World War II was for a good reason. Hitler sucked. Europe was burning. Vietnam was for a shitty reason, but there was a draft. Iraq is a needless and horribly wrong war and people are signing up for the military like it's going out of style. It's different.
I don't want anyone to die. U.S. soldiers, Iraqi soldiers, Iraqi children. Anyone. Too much death and killing exists in the world today and too many people are desensitized to it. It's enough. But it's too late for that. Aside from my own person political opinion on the war in Iraq and aside from the bullshit reasons the Bush administration gave us for invading Iraq. And aside from the fact that the situation in Iraq will not likely improve anytime soon, we are in Iraq and that is something we all have to live with. And it's hard. Like I said before, people I know are volunteering for the military. They are volunteering to put their life on the line for some ideal, which I guess is commendable. But not when this ideal involves being trained to kill.

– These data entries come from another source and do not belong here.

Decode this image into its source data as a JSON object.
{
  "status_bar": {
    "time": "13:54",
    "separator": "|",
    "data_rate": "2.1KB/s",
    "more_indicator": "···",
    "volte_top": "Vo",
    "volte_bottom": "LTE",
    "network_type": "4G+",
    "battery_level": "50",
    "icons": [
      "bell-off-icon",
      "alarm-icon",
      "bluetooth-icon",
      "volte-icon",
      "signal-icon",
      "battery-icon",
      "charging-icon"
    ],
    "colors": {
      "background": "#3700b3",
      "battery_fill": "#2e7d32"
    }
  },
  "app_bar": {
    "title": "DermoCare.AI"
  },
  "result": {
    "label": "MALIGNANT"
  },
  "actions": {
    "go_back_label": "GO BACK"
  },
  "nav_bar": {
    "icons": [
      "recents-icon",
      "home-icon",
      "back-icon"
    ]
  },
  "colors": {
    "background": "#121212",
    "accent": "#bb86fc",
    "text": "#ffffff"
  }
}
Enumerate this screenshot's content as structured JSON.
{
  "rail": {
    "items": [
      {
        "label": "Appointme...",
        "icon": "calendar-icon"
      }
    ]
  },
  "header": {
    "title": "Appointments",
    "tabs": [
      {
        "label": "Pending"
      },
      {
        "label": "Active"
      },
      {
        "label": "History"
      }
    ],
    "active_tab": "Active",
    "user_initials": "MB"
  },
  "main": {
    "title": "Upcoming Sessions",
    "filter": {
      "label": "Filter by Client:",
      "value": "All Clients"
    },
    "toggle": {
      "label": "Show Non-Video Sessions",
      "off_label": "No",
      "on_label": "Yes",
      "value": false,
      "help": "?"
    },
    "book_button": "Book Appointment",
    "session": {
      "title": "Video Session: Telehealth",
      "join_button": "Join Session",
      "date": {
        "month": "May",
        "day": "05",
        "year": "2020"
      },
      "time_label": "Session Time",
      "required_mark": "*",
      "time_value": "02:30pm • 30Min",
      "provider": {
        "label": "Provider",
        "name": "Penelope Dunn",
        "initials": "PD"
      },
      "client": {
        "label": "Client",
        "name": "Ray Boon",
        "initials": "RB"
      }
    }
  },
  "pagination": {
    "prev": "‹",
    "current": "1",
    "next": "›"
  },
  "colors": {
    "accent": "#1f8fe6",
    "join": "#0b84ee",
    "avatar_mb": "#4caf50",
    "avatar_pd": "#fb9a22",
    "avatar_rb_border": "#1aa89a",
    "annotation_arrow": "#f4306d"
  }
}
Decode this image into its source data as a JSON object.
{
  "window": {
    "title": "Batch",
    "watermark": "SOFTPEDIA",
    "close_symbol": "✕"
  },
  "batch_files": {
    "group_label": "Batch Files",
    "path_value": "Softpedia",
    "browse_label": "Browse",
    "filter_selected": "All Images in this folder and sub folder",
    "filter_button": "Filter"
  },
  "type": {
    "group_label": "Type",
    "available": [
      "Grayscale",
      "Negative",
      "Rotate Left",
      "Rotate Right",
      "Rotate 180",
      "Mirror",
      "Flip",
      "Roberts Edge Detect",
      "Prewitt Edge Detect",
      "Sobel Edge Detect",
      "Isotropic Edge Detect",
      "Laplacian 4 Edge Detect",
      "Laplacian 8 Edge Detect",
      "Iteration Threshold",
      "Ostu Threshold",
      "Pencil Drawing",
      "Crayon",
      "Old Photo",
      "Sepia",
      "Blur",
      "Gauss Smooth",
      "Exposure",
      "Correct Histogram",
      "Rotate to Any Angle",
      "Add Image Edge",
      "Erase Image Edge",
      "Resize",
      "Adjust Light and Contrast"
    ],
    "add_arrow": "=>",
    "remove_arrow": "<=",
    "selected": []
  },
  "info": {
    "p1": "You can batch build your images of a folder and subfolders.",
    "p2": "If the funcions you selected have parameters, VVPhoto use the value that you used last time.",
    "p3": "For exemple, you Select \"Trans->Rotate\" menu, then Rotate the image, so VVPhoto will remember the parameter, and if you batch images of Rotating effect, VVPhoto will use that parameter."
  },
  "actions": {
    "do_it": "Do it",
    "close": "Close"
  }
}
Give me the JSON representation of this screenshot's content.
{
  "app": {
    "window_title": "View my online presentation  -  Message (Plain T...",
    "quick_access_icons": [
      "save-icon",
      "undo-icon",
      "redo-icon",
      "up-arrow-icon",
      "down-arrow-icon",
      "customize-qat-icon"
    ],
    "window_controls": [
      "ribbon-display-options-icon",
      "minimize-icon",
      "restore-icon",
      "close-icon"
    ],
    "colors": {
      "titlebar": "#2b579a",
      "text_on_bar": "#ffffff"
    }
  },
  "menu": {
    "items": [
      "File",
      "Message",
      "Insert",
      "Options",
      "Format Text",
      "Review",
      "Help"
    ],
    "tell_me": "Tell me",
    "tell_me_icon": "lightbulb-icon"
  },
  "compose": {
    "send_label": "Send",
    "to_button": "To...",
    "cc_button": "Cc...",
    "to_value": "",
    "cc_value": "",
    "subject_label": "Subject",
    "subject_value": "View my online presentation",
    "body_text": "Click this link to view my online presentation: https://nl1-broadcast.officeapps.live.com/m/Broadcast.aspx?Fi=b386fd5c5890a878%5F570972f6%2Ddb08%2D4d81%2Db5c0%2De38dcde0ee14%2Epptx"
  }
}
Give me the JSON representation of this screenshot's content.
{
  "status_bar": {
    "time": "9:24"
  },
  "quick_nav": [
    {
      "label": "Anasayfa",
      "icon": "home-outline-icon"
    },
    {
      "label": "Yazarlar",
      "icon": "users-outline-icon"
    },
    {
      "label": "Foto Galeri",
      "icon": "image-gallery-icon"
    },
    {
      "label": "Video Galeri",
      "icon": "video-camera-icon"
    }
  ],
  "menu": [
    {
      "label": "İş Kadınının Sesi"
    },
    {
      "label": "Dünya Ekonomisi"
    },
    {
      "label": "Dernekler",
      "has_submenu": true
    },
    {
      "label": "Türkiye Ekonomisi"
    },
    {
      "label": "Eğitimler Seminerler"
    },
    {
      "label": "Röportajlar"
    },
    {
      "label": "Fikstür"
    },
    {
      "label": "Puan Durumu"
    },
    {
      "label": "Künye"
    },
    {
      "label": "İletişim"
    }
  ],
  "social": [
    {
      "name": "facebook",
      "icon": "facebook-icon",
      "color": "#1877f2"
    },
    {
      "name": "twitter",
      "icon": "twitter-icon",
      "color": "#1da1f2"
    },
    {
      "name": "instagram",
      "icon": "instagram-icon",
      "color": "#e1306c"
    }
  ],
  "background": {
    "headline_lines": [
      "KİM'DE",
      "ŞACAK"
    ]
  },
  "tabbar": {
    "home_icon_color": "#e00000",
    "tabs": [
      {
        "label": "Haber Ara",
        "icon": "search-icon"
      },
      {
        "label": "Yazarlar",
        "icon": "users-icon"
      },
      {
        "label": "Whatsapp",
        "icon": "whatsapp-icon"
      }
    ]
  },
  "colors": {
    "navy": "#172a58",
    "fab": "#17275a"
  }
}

If the Iraq war is something I feel so strongly in my soul, that I feel so strongly is against nature, God, whatever you want to call the forces of the Universe, that I feel so strongly is wrong, then I can't possibly "support" the troops. But if I don't support the troops, then I am against them. If I say I do not support the troops, then that means I don't want them to succeed. I do not care if they acheive their given objective. I do not care if they die. Which I find hard to swallow. But what if their objectives are against my own moral and ethical code, which I know many of them are? What if my support overlooks the horrible prisoner abuse that soldiers inflict on Iraqi prisoners? What if my lack of support overlooks the U.S. soldiers' bodies mutilated by Iraqi soldiers and insinuates my apathy?
Right now I see no way out. Either way I'm fucked. I don't know how to express my views on the Iraq war anymore. I know that it is wrong. I know that I don't want the U.S. to be there and that I haven't wanted the U.S. to be there since April of 2003. I know that I don't want anyone else to die. But I have to pick a side. And that is what I hate about the United States today.